The flier slid back once more. Several of the men fired their muskets—an act of apparently futile defiance, but the flier was struck and damaged. It twisted, veered, soared up in a roaring curve, swooped over on its back, plunged toward the mountainside, crashed in a brilliant orange gush of fire. Carcolo shouted in maniac glee, jumped up and down, ran to the verge of the cliff, shook his fist at the ship below. He quickly quieted, to stand glum and shivering. Then turning to the ragged cluster of men and dragons who once more had crept down from the gulch. Carcolo cried hoarsely, “What do you say? Shall we fight? Shall we charge down upon them?”

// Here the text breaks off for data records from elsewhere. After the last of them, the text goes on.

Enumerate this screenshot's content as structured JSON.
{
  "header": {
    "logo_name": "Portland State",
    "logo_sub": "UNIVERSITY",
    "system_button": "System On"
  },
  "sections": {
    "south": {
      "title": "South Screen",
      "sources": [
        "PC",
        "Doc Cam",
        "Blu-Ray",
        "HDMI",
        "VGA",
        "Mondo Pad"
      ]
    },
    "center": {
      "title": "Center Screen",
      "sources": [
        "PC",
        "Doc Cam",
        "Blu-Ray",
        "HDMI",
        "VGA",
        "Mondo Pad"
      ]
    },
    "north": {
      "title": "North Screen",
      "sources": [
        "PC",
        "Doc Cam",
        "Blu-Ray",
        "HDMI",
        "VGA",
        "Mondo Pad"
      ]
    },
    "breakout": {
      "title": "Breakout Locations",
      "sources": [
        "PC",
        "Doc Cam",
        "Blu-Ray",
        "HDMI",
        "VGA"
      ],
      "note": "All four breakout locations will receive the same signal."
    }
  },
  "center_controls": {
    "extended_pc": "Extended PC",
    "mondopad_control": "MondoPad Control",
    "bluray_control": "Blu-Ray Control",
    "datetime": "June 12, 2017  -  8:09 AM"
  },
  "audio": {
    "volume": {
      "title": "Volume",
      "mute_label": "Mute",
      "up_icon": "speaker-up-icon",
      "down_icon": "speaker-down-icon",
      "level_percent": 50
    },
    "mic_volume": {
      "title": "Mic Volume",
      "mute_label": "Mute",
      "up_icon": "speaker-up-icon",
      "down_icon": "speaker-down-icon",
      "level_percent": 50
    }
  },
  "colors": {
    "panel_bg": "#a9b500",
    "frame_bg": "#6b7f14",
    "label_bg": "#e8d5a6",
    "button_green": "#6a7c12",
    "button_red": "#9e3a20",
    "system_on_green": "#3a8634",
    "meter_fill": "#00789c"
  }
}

There was silence; Bast Givven replied in a colorless voice, “We are helpless. We can accomplish nothing. Why commit suicide?”
Carcolo turned away, heart too full for words. Givven spoke the obvious truth. They would either be killed or dragged aboard the ship; and then, on a world too strange for imagining, be put to uses too dismal to be borne. Carcolo clenched his fists, looked westward with bitter hatred. “Joaz Banbeck, you brought me to this! When I might yet have fought for my people you detained me!”
“The Basics were here already,” said Givven with unwelcome rationality. “We could have done nothing since we had nothing to do with.”
“We could have fought!” bellowed Carcolo. “We might have swept down the Crotch, come upon them with all force! A hundred warriors and four hundred dragons. Are these to be despised?”
Bast Givven judged further argument to be pointless. He pointed. “They now examine our brooders.”
Carcolo turned to look, gave a wild laugh. “They are astonished! They are awed! And well have they a right to be.”
Givven agreed. “I imagine the sight of a Fiend or a Blue Horror—not to mention a Jugger—gives them pause for reflection.”
Down in the valley the grim business had ended. The Heavy Troopers marched back into the ship; a pair of enormous men twelve feet high came forth, lifted the booth, carried it up the ramp into the ship. Carcolo and his men watched with protruding eyes. “Giants!”
Bast Givven chuckled dryly. “The Basics stare at our Juggers; we ponder their Giants.”
The Basics presently returned to the ship. The ramp was drawn up, the ports closed. From a turret in the bow came a shaft of energy, touching each of the three brooders in succession, and each exploded with great eruption of black bricks.
Carcolo moaned softly under his breath, but said nothing.
The ship trembled, floated; Carcolo bellowed an order; men and dragons rushed for cover. Flattened behind boulders they watched the black cylinder rise from the valley, drift to the west. “They make for Banbeck Vale,” said Bast Givven.
Carcolo laughed, a cackle of mirthless gless. Bast Givven looked at him sidelong. Had Ervis Carcolo become addled? He turned away. A matter of no great moment.
Carcolo came to a sudden resolve. He stalked to one of the Spiders, mounted, swung around to face his men. “I ride to Banbeck Vale. Joaz Banbeck has done his best to despoil me; I shall do my best against him. I give no orders. Come or stay as you wish. Only remember! Joaz Banbeck would not allow us to fight the Basics!”
He rode off. The men stared into the plundered valley, turned to look after Carcolo. The black ship was just now slipping over Mount Despoire. There was nothing for them in the valley. Grumbling and muttering they summoned the bone-tired dragons, set off up the dreary mountainside.